# Venison Summer Sausage in Oven



## lindsay herring (Dec 1, 2015)

I am a deer processor in NC and am experimenting with summer sausage. I have a summer sausage season pack for 25 lbs along  with fibrous casings that are about 2 1/2 inches in diameter    I believe the casings are 20 inches long it will hold about 3 pounds of meat.  I am thinking about  making two logs out of one casing so it would have somewhere between 1 pound and 1.5 pounds of meat inside each log.  To cook in the oven inside the casing how long and what temperature do I need to cook the log at ?   I am for familiar with the appendix A that FSIS  uses as a guideline for cooking temperatures


----------



## crankybuzzard (Dec 1, 2015)

Welcome!

A few questions.  Are you using a cure?  Will you be adding liquid smoke?

If you're using a cure, you'll want to slowly cook the chubs at low temps so as not to have a fat out situation.  When I smoke, I go 120° for 2 hours to dry the exterior and preheat a bit, then bump to 130° with smoke for 30 minutes, and then bump up 10 degrees every 30 minutes until I get to a pit temperature of 170°.  I hold at 170° until I get an internal temperature of 152° on the chubs.  Even without smoke, that would be a good way to go about it since it will provide a slow and even cook.

As for cooking time, I hate to say it, but cook it until it's done...  I know, not the best answer, but cooking times vary.  I've had SS done in 7 hours and also had it take upwards of 12.

Without cure, you may have to cook a bit hotter than normal to get to temp and may lose some fat, which would affect the texture of the final product.


----------



## lindsay herring (Dec 1, 2015)

Yes.

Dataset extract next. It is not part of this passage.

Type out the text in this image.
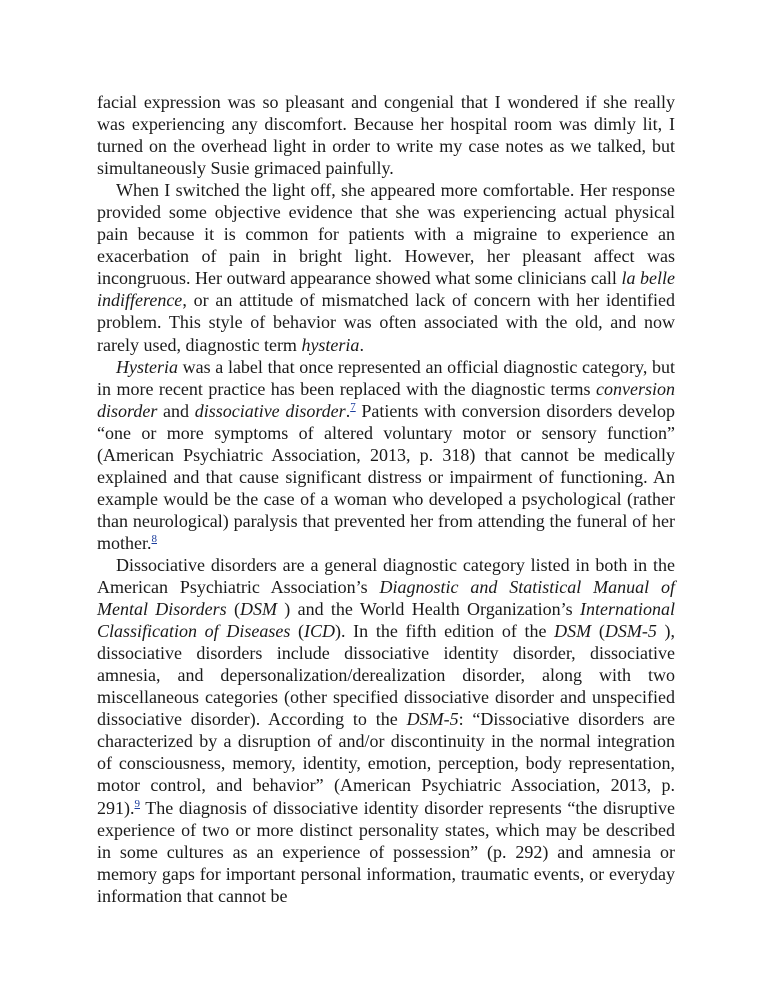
facial expression was so pleasant and congenial that I wondered if she really was experiencing any discomfort. Because her hospital room was dimly lit, I turned on the overhead light in order to write my case notes as we talked, but simultaneously Susie grimaced painfully.

When I switched the light off, she appeared more comfortable. Her response provided some objective evidence that she was experiencing actual physical pain because it is common for patients with a migraine to experience an exacerbation of pain in bright light. However, her pleasant affect was incongruous. Her outward appearance showed what some clinicians call la belle indifference, or an attitude of mismatched lack of concern with her identified problem. This style of behavior was often associated with the old, and now rarely used, diagnostic term hysteria.

Hysteria was a label that once represented an official diagnostic category, but in more recent practice has been replaced with the diagnostic terms conversion disorder and dissociative disorder.$^7$ Patients with conversion disorders develop “one or more symptoms of altered voluntary motor or sensory function” (American Psychiatric Association, 2013, p. 318) that cannot be medically explained and that cause significant distress or impairment of functioning. An example would be the case of a woman who developed a psychological (rather than neurological) paralysis that prevented her from attending the funeral of her mother.$^8$

Dissociative disorders are a general diagnostic category listed in both in the American Psychiatric Association’s Diagnostic and Statistical Manual of Mental Disorders (DSM ) and the World Health Organization’s International Classification of Diseases (ICD). In the fifth edition of the DSM (DSM-5 ), dissociative disorders include dissociative identity disorder, dissociative amnesia, and depersonalization/derealization disorder, along with two miscellaneous categories (other specified dissociative disorder and unspecified dissociative disorder). According to the DSM-5: “Dissociative disorders are characterized by a disruption of and/or discontinuity in the normal integration of consciousness, memory, identity, emotion, perception, body representation, motor control, and behavior” (American Psychiatric Association, 2013, p. 291).$^9$ The diagnosis of dissociative identity disorder represents “the disruptive experience of two or more distinct personality states, which may be described in some cultures as an experience of possession” (p. 292) and amnesia or memory gaps for important personal information, traumatic events, or everyday information that cannot be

I was planning on using the cure. I was just simple going to put it in a conventional oven and set at "x" temperature for "x" amount of time. 

Any suggestions.


----------



## driedstick (Dec 1, 2015)

I also suggest cure,,Cranky Buzzard has you covered 

Most ovens will go as low as 170*,,Keep door cracked open with a wooden spoon or something of that sort,,,,,for first 2hrs so sausages can dry,,, 

Times will Vary!!! make sure you have a good thermometer to check for it being done. 

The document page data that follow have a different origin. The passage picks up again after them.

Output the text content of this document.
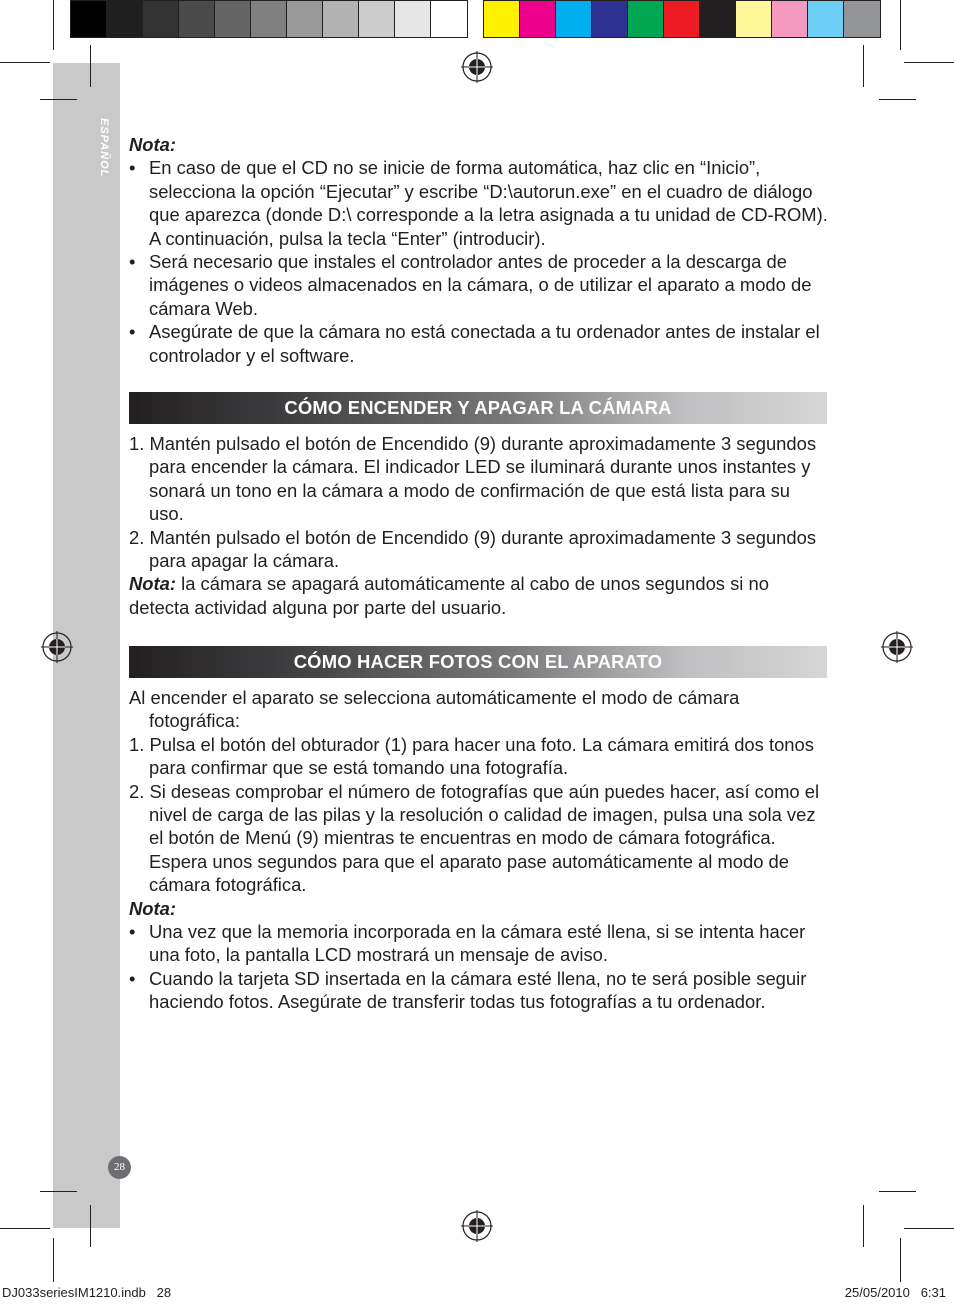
ESPAÑOL
28
Nota:
• En caso de que el CD no se inicie de forma automática, haz clic en “Inicio”, selecciona la opción “Ejecutar” y escribe “D:\autorun.exe” en el cuadro de diálogo que aparezca (donde D:\ corresponde a la letra asignada a tu unidad de CD-ROM). A continuación, pulsa la tecla “Enter” (introducir).
• Será necesario que instales el controlador antes de proceder a la descarga de imágenes o videos almacenados en la cámara, o de utilizar el aparato a modo de cámara Web.
• Asegúrate de que la cámara no está conectada a tu ordenador antes de instalar el controlador y el software.
CÓMO ENCENDER Y APAGAR LA CÁMARA
1. Mantén pulsado el botón de Encendido (9) durante aproximadamente 3 segundos para encender la cámara. El indicador LED se iluminará durante unos instantes y sonará un tono en la cámara a modo de confirmación de que está lista para su uso.
2. Mantén pulsado el botón de Encendido (9) durante aproximadamente 3 segundos para apagar la cámara.
Nota: la cámara se apagará automáticamente al cabo de unos segundos si no detecta actividad alguna por parte del usuario.
CÓMO HACER FOTOS CON EL APARATO
Al encender el aparato se selecciona automáticamente el modo de cámara fotográfica:
1. Pulsa el botón del obturador (1) para hacer una foto. La cámara emitirá dos tonos para confirmar que se está tomando una fotografía.
2. Si deseas comprobar el número de fotografías que aún puedes hacer, así como el nivel de carga de las pilas y la resolución o calidad de imagen, pulsa una sola vez el botón de Menú (9) mientras te encuentras en modo de cámara fotográfica. Espera unos segundos para que el aparato pase automáticamente al modo de cámara fotográfica.
Nota:
• Una vez que la memoria incorporada en la cámara esté llena, si se intenta hacer una foto, la pantalla LCD mostrará un mensaje de aviso.
• Cuando la tarjeta SD insertada en la cámara esté llena, no te será posible seguir haciendo fotos. Asegúrate de transferir todas tus fotografías a tu ordenador.
DJ033seriesIM1210.indb   28	25/05/2010   6:31
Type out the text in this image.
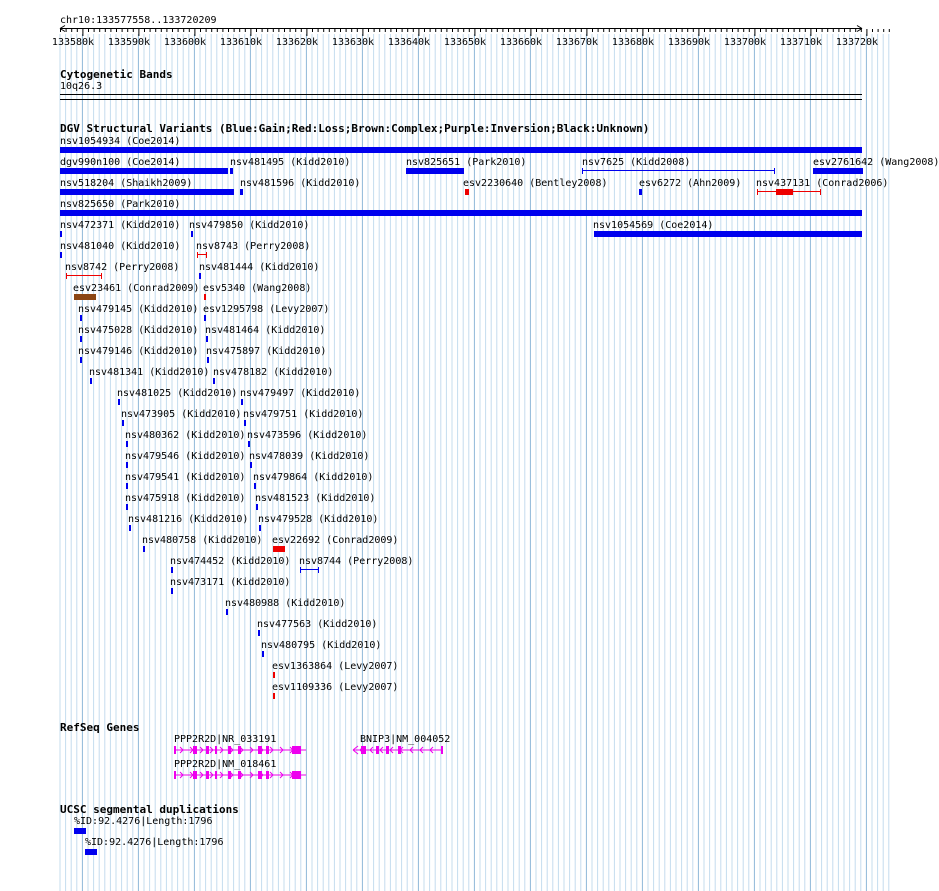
chr10:133577558..133720209
133580k 133590k 133600k 133610k 133620k 133630k 133640k 133650k 133660k 133670k 133680k 133690k 133700k 133710k 133720k
Cytogenetic Bands
10q26.3
DGV Structural Variants (Blue:Gain;Red:Loss;Brown:Complex;Purple:Inversion;Black:Unknown)
nsv1054934 (Coe2014)
dgv990n100 (Coe2014)	nsv481495 (Kidd2010)	nsv825651 (Park2010)	nsv7625 (Kidd2008)	esv2761642 (Wang2008)
nsv518204 (Shaikh2009)	nsv481596 (Kidd2010)	esv2230640 (Bentley2008)	esv6272 (Ahn2009) nsv437131 (Conrad2006)
nsv825650 (Park2010)
nsv472371 (Kidd2010) nsv479850 (Kidd2010)	nsv1054569 (Coe2014)
nsv481040 (Kidd2010) nsv8743 (Perry2008)
nsv8742 (Perry2008) nsv481444 (Kidd2010)
esv23461 (Conrad2009) esv5340 (Wang2008)
nsv479145 (Kidd2010) esv1295798 (Levy2007)
nsv475028 (Kidd2010) nsv481464 (Kidd2010)
nsv479146 (Kidd2010) nsv475897 (Kidd2010)
nsv481341 (Kidd2010) nsv478182 (Kidd2010)
nsv481025 (Kidd2010) nsv479497 (Kidd2010)
nsv473905 (Kidd2010) nsv479751 (Kidd2010)
nsv480362 (Kidd2010) nsv473596 (Kidd2010)
nsv479546 (Kidd2010) nsv478039 (Kidd2010)
nsv479541 (Kidd2010) nsv479864 (Kidd2010)
nsv475918 (Kidd2010) nsv481523 (Kidd2010)
nsv481216 (Kidd2010) nsv479528 (Kidd2010)
nsv480758 (Kidd2010) esv22692 (Conrad2009)
nsv474452 (Kidd2010) nsv8744 (Perry2008)
nsv473171 (Kidd2010)
nsv480988 (Kidd2010)
nsv477563 (Kidd2010)
nsv480795 (Kidd2010)
esv1363864 (Levy2007)
esv1109336 (Levy2007)
RefSeq Genes
PPP2R2D|NR_033191	BNIP3|NM_004052
PPP2R2D|NM_018461
UCSC segmental duplications
%ID:92.4276|Length:1796
%ID:92.4276|Length:1796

Here are some ideas for you. 

Take IT Temp of the sausages to a min of 152* when they are done put them in a water bath till IT goes down below 90* or so (this stops the cooking) then hang at room temp for a couple hours, then in the fridge overnight,,,next day vac pac and freeze. 

Good luck and let us know 

A full smoker is a happy smoker 

DS


----------



## crankybuzzard (Dec 1, 2015)

Lindsay Herring said:


> Yes. I was planning on using the cure. I was just simple going to put it in a conventional oven and set at "x" temperature for "x" amount of time.
> 
> Any suggestions.


_*"When you're making BBQ and sausages, the only thing you need with numbers on it is a thermometer".*_  

That's what my old Pappy (grandfather) used to say to me when I'd ask how much longer something had left to go on the pit.

Like we've said, there may be some baselines out there, but I've had the times run all over the place.  A batch last week may have taken 7 hours and then this week it took 11.  It can seriously vary that much.

More than likely, you're going to be busy doing other things, so I'd suggest a GOOD remote probe thermometer with a temp alarm on it.  Set the alarm for 5 degrees earlier than you want the final IT to be.  When the alarm goes off, check your product in a different spot (different sausage link), and if it's at, or close, to the same temp, reset the alarm for the final IT.  Now, that final 5 degrees may take 2-4 hours!  SS is a stubborn critter!

Then, like @driedstick said, drop them into  an ice water bath and allow the IT to drop to ~90°, hang a room temp for a couple, then into the frig for 8 hours or overnight, then package up...


----------